Gas Wars: Crony Capitalism and the Ambanis
- Author: Paranjoy Guha Thakurta, Subir Ghosh and Jyotirmoy Chaudhuri
- Language: English
- Genre: Non-fiction
- Published: 2014
- Publication place: India
- Media type: Print/E-book
- Pages: 588pp (Hardback)
- ISBN: 97-881-92855-127

= Gas Wars =

2014 book

Gas Wars: Crony Capitalism and the Ambanis is a book written by Indian journalists Paranjoy Guha Thakurta, Subir Ghosh and Jyotirmoy Chaudhuri. The book was officially released on 15 April 2014. The book deals with the issue of irregularities in the determination of the price of natural gas in India.

==Overview==
In the book, the authors claim to cover all the issues regarding the extraction of natural gas from the Krishna Godavari Basin. After a few publishers refused to accept the book unmodified, the Guha Thakurta decided to self-publish it. He choose the internet as the primary mode of distribution to avoid facing litigation, like those faced by the publishers of The Descent of Air India and Sahara: The Untold Story.

The book covers the various important aspect on the gas drilling in Krishna Godavari Basin. It also covers the legal dispute between Mukesh Ambani and Anil Ambani over the pricing of gas supply between their two firms. It discusses technical issues of deep-sea drilling. It also includes an investigative report prepared by the Comptroller and Auditor General of India (CAG) of the alleged malpractices of Reliance Industries Ltd. (RIL).

The books also claims the political system of India has created crony capitalism in India. It claims that in sectors like infrastructure and energy, a few firms are getting project deals in exchange for political contribution. The book claims the CAG report states that the government prepared contracts that were favourable to RIL and the Prime Minister changed Petroleum Ministers to favour the firm.

==Defamation notice==

On 17 April 2014, Reliance Industries Ltd. (RIL) sent a legal notice to the authors and the publishers. The notice claimed that the firm and its chairman were being defamed for personal gain. The notice also accused the distributors of the ebook version, Flipkart and Amazon, of conspiracy. Deepshikha Shankar, an event manager, who sent out the invitations for the book release was also accused by the notice. The notice claimed that the book was in contempt of the Supreme Court of India as a Public Interest Litigation (PIL) regarding the Krishna Godavari Basin is still pending in the court.
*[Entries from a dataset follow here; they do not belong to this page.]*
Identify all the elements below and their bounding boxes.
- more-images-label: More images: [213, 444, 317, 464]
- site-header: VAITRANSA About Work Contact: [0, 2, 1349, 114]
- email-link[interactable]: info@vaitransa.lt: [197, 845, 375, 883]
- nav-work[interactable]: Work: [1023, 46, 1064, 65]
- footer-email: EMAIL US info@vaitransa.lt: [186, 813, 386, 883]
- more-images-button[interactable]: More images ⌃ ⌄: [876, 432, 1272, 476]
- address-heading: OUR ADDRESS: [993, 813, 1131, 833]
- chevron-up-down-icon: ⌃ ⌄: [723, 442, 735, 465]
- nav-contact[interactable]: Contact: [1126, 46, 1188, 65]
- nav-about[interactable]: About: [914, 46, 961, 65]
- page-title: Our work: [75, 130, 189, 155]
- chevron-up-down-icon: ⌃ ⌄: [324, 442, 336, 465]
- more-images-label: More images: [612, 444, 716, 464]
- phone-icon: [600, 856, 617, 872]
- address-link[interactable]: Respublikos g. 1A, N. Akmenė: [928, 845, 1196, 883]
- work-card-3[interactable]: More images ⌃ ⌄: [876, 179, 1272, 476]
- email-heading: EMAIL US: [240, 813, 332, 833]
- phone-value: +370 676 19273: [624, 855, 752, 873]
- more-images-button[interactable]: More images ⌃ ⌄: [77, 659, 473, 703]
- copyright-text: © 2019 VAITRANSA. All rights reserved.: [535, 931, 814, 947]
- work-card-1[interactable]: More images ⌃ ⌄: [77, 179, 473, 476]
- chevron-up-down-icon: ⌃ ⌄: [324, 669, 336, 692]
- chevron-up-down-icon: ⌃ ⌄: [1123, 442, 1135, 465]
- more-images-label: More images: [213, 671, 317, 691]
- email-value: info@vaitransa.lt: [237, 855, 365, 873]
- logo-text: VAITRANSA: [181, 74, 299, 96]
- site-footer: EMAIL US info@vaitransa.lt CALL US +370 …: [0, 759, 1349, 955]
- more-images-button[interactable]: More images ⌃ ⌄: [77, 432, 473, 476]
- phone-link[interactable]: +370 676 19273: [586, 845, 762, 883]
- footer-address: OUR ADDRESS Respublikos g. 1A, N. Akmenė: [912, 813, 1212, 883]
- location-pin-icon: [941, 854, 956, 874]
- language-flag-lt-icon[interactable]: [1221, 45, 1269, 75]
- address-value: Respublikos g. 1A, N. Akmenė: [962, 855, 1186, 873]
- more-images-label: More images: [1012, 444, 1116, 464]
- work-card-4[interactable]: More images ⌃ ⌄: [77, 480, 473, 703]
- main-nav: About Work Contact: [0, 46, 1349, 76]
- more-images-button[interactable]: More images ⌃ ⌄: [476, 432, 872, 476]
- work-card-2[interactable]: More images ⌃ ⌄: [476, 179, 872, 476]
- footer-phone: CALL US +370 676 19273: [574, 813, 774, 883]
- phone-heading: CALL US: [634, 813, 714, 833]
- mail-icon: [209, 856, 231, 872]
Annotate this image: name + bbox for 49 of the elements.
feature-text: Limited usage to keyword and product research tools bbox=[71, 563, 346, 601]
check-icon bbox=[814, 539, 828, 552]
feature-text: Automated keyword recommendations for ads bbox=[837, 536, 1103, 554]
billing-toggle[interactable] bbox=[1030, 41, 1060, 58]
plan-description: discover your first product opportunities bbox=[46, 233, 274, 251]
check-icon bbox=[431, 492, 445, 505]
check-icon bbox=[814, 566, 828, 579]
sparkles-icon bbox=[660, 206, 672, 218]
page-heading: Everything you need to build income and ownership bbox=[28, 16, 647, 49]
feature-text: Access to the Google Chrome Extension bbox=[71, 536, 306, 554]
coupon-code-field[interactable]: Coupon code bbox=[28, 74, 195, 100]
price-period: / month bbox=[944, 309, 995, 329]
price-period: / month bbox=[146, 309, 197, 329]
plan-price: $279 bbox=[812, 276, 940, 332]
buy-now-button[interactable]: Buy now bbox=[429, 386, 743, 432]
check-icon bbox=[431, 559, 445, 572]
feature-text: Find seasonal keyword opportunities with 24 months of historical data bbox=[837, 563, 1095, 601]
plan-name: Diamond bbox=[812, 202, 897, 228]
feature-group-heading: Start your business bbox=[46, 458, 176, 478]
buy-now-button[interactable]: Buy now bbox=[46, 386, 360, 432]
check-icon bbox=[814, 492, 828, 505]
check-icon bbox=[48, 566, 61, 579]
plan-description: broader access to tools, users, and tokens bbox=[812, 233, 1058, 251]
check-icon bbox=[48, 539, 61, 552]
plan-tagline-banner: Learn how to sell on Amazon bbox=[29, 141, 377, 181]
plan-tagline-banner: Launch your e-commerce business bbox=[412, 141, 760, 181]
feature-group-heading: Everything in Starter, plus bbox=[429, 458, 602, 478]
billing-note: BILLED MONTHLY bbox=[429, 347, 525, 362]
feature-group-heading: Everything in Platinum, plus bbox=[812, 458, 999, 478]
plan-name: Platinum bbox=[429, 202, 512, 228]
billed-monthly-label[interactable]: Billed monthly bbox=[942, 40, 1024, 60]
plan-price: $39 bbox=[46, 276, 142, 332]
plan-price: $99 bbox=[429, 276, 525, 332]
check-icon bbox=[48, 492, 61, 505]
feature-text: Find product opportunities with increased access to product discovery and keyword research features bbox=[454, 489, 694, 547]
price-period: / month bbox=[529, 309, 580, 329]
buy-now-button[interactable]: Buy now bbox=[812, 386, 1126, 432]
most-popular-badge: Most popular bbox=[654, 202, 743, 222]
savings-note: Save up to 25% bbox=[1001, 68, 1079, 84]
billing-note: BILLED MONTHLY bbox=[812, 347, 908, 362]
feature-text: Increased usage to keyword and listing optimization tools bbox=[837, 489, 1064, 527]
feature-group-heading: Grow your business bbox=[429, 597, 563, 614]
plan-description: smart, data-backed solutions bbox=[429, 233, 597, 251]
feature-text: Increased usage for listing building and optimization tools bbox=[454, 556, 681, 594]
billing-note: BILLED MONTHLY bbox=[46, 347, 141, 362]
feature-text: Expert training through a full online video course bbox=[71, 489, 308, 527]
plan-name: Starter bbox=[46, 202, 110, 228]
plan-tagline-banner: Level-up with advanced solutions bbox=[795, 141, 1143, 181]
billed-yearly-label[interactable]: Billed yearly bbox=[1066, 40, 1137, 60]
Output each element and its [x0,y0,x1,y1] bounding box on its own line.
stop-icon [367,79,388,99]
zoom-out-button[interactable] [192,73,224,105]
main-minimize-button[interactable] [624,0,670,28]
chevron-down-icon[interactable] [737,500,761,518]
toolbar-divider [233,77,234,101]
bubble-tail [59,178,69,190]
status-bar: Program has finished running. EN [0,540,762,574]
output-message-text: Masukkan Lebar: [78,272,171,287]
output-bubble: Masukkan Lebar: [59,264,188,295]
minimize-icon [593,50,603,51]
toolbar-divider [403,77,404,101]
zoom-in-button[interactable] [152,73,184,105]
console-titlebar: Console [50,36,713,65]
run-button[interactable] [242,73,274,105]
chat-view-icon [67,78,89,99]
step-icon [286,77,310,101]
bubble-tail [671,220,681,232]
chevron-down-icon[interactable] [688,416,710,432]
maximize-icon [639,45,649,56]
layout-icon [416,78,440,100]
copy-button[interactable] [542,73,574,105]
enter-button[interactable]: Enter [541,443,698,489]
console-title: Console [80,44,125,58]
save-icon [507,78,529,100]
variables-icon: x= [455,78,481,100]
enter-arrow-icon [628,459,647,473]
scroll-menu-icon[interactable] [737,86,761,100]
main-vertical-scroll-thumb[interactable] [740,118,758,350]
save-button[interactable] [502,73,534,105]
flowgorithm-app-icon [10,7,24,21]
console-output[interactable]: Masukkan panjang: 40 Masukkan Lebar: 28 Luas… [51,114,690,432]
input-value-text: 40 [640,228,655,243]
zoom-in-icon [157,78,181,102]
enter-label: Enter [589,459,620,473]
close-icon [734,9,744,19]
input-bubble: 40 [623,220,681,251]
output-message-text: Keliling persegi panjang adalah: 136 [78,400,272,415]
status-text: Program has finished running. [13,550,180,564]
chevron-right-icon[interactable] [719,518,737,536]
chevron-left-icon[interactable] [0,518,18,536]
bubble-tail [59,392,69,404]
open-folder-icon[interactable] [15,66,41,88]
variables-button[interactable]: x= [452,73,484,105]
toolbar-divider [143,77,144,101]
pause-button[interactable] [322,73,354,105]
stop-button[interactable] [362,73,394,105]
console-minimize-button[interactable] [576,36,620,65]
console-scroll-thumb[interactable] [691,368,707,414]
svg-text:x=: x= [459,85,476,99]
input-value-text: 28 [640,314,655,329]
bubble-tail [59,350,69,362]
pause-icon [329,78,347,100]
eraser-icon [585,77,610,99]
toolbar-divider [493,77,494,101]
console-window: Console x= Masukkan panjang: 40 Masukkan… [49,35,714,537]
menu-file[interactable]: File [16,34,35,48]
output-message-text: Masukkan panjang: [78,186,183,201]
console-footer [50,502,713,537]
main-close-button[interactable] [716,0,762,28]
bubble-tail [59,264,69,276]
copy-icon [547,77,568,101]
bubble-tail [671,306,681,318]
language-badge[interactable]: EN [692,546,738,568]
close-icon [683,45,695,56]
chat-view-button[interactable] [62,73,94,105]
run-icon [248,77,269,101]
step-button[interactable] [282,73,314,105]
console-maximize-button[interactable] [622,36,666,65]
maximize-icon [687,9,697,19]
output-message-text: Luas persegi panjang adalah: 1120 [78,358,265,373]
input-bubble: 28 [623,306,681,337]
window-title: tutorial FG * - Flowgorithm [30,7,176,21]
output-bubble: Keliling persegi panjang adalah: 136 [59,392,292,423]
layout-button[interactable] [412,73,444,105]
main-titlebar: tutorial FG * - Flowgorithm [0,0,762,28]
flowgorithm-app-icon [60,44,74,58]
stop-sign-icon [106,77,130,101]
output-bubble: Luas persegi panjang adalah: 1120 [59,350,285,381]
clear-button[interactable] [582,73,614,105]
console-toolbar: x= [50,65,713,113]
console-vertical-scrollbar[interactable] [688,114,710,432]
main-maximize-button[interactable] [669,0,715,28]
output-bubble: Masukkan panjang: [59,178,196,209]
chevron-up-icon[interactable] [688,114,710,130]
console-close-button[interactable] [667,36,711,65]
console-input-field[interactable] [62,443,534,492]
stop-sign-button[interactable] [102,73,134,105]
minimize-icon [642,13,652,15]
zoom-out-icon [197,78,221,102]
The notice alleged that the book has tried to create a negative image of the firm when the lawsuit is still under arbitration.

The notice demanded that the sales of the book be stopped and all existing copies in all forms be destroyed. The notice also demanded a public apology and threatened litigation if their demands were not met.

Guha Thakurta responded to the notice by saying that the book was balanced as it quoted RIL's version of the events too. He mentioned that it also included interviews with RIL personnel like B. K. Ganguly. He said that the authors were exercising their right to free expression under the Article 19(1)(a) of the Constitution. He added that this was an act of intimidation and harassment and they will apply a proper legal response.

On 23 April 2014, RIL sent another legal notice to authors and distributors seeking crore in damages, to be paid within 10 days of the notice.